Andrew Harrer/Bloomberg - A Supreme Court decision raises legal doubts about “rails-to-trails” programs that turn abandoned railroad lines into public recreational venues.

The Supreme Court sided Monday with a Wyoming landowner in a dispute with the federal government that raises legal doubts about ­“rails-to-trails” programs that turn abandoned railroad lines into recreational venues for the public.

The court, on an 8 to 1 vote, threw out the government’s claim that it retains control of a 200-foot-wide trail that crosses part of Marvin Brandt’s 83 acres of land in Fox Park, Wyo. Brandt was the only one of dozens of landowners who objected to the government’s claim to the land and its conversion into a trail.

The railway line was abandoned in 2004. Brandt argued that the rail line was an easement, which becomes part of his property under an 1875 law. The government said the right of way reverts to the public.

Chief Justice John G. Roberts Jr. sided with Brandt. Once the railroad abandoned the line, “Brandt’s land became unburdened of the easement, conferring on him the same full rights over the right of way as he enjoyed over the rest of the Fox Park parcel,” Roberts wrote.

Justice Sonia Sotomayor was the lone dissenter. She said the government retained a “reversionary interest” when it granted the land years ago and said the decision “undermines the legality of thousands of miles of former rights of way that the public now enjoys as means of transportation and recreation.”

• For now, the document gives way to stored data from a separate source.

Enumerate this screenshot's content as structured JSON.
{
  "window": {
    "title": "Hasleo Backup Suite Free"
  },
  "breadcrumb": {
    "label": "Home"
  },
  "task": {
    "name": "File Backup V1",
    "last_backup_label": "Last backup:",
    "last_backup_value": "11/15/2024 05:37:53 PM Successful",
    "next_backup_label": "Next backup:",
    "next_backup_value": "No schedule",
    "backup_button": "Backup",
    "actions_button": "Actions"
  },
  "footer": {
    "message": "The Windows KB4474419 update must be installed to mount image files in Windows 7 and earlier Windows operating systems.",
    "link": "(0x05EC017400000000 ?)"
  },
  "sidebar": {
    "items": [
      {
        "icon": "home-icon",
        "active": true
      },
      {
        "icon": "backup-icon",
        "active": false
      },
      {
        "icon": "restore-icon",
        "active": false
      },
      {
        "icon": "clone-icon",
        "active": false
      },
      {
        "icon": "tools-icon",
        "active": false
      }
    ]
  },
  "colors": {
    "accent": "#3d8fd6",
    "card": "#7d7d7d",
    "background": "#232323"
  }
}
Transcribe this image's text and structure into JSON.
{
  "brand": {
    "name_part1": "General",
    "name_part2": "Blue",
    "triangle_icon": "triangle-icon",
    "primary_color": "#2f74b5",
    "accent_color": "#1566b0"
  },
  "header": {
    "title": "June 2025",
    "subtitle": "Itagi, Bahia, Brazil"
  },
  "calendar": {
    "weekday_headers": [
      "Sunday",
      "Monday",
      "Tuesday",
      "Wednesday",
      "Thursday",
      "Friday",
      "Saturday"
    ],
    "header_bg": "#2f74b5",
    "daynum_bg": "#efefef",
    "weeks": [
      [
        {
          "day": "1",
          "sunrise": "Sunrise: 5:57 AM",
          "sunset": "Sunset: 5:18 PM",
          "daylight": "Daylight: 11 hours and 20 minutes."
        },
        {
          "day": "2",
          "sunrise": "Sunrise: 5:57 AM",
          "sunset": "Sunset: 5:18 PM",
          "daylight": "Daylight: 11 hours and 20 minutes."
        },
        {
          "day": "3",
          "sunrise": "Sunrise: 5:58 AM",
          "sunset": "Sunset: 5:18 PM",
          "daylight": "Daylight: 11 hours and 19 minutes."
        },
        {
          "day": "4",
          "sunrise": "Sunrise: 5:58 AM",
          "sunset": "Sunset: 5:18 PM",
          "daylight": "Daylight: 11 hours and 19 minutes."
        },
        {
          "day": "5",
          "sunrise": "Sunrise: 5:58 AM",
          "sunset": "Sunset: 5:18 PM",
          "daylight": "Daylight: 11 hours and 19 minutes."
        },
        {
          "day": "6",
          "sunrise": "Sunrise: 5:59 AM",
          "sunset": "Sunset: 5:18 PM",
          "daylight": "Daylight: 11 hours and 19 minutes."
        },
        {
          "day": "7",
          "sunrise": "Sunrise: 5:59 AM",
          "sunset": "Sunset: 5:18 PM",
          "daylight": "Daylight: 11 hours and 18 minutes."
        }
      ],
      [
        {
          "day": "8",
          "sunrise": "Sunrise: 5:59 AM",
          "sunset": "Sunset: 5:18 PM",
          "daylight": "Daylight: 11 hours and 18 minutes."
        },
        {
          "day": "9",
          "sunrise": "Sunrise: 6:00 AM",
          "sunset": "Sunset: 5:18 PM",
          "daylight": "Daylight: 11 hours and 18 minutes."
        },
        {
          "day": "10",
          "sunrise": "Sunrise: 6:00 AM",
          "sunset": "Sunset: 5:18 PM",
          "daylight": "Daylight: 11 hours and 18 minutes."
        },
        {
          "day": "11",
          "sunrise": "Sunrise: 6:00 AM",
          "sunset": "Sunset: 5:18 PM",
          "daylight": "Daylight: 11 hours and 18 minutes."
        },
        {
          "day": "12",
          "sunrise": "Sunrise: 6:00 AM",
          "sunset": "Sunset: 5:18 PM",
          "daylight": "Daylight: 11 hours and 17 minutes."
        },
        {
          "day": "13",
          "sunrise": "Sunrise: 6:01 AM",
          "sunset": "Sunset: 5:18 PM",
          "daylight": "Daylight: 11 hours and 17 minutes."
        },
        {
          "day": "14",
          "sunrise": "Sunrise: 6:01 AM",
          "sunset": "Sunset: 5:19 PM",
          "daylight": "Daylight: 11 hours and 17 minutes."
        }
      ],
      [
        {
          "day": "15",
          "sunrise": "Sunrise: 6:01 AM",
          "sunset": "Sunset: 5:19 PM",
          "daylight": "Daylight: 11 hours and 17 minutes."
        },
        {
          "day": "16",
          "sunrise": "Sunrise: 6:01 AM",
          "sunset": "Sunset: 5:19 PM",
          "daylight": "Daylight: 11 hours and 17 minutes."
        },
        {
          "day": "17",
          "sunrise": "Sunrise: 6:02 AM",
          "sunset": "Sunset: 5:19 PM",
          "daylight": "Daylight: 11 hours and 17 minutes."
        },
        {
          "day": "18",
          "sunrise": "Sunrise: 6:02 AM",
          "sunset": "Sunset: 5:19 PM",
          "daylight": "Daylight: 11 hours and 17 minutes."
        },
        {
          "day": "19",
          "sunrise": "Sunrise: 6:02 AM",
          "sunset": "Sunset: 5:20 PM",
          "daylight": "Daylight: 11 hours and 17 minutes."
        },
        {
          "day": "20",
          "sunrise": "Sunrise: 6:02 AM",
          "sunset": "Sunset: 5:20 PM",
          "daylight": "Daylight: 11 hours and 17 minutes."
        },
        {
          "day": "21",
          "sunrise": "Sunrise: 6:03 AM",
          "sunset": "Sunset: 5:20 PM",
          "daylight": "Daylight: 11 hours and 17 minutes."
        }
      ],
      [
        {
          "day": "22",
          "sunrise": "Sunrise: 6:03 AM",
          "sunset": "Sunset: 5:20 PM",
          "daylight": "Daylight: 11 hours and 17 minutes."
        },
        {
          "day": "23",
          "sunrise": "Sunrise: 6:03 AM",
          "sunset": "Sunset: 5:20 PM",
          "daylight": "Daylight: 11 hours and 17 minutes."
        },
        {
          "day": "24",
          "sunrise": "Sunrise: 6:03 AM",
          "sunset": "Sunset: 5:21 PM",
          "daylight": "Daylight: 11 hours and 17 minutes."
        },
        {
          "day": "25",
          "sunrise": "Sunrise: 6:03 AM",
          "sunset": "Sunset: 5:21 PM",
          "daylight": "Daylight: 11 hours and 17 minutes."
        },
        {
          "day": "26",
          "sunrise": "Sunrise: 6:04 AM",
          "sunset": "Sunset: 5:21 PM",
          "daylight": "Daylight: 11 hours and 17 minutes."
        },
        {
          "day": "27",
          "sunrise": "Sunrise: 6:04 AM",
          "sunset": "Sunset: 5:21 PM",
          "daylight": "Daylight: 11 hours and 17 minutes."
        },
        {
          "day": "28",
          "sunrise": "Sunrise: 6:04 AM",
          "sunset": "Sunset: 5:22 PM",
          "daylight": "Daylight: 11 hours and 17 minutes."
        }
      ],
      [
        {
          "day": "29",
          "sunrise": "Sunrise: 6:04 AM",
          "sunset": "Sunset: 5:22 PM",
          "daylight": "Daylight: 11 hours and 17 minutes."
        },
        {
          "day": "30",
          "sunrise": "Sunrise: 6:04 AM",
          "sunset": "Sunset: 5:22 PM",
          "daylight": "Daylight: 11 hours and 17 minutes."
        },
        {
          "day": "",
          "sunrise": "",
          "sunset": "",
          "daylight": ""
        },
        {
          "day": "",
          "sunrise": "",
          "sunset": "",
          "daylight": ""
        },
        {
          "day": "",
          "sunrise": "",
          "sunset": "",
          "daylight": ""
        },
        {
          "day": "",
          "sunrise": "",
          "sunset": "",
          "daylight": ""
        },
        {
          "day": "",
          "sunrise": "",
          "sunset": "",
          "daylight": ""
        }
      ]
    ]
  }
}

She added: “Lawsuits challenging the conversion of former rails to recreational trails alone may well cost American taxpayers hundreds of millions of dollars. I do not believe the law requires this result.”

During oral argument, it was unclear exactly how many miles of trails might be affected by the case, though the government said there are thousands of claims filed in 30 states.

The Rails-to-Trails Conservancy says some well-known trails on federally granted rights of way include the George S. Mickelson Trail in South Dakota, the Foothills Trail and the John Wayne Pioneer trails in Washington and the Rio Grande Trail in Colorado.

Roberts said the legal outcome followed from a 70-year-old precedent, in which the government took the opposite view on easements that it took in this case, and the chief justice channeled his inner-history major.

“In the mid-19th century, Congress began granting private railroad companies rights of way over public lands to encourage the settlement and development of the West,” he began.

One of those rights of way was given to the Laramie, Hahn’s Peak and Pacific Railroad, which had great ambitions and whose line covered about a half-mile stretch in the land Brandt came to own.

It was not to be. “Locals at the time translated the acronym LHP&P as ‘Lord Help Push and Pull’ and ‘Late, Hard Pressed and Panicky,’” Roberts wrote in a footnote.

The rail line changed hands and was eventually abandoned.

The case is Marvin M. Brandt Revocable Trust v. U.S.